Suu Kyi's detention extended by a year
Yangon (Asianews/Agencies) Myanmar's opposition leader Aung San Suu Kyi has had her house arrest extended, her party said on Monday. Aung San Suu Kyi has been held since May 2003, after clashes between her supporters and pro-government forces in northern Burma.
U Lwin, spokesman for Aung San Suu Kyi's National League for Democracy (NLD), said Suu Kyi's house arrest had been extended under the Law Safeguarding the State from the Danger of Subversive Elements. It allows for a one-year detention of those considered a threat to the state.
The reported extension comes after Burma's ruling junta pledged to release 9,000 prisoners, "inappropriately" jailed by the military intelligence headed by former Prime Minister Khin Nyunt. However, only a handful of the country's estimated 1,300-1,400 political prisoners were among those freed, the opposition says.
The Nobel Laureate has been detained in her lakeside villa since September 2003. She was first detained in May that year, spending some months in Insein jail, then receiving medical treatment for a gynaecological condition, before being confined to her home.
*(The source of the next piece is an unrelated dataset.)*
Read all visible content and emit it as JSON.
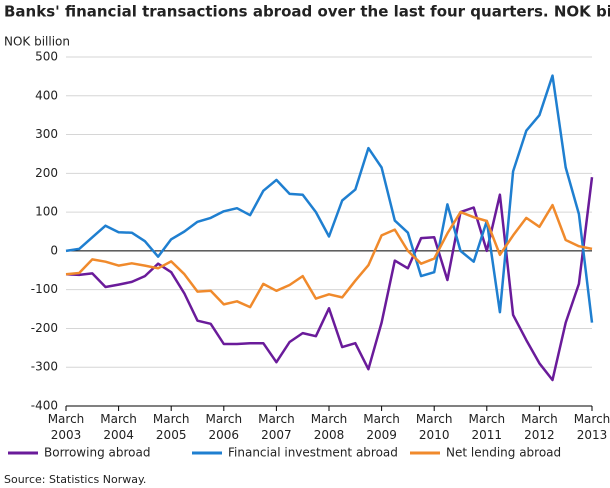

Aung San Suu Kyi has been under house arrest twice before - the first time for six years between 1989 and 1995, and the second time for 20 months until she was freed in May 2002. Her party won a landslide victory in 1990 but has never been allowed to govern by the military, which has run the nation since 1962.
The reported extension follows the appointment of a new Burmese Prime Minister, Soe Win, who is thought to oppose engaging with the NLD. He is also thought by some government critics and diplomats to have been responsible for orchestrating the clashes which led to Aung San Suu Kyi's detention last May.
News of her extended house arrest came as ASEAN leaders held their annual summit in Laos, where Myanmar has tried to allay concerns about its "roadmap to democracy" following a purge within the junta last month.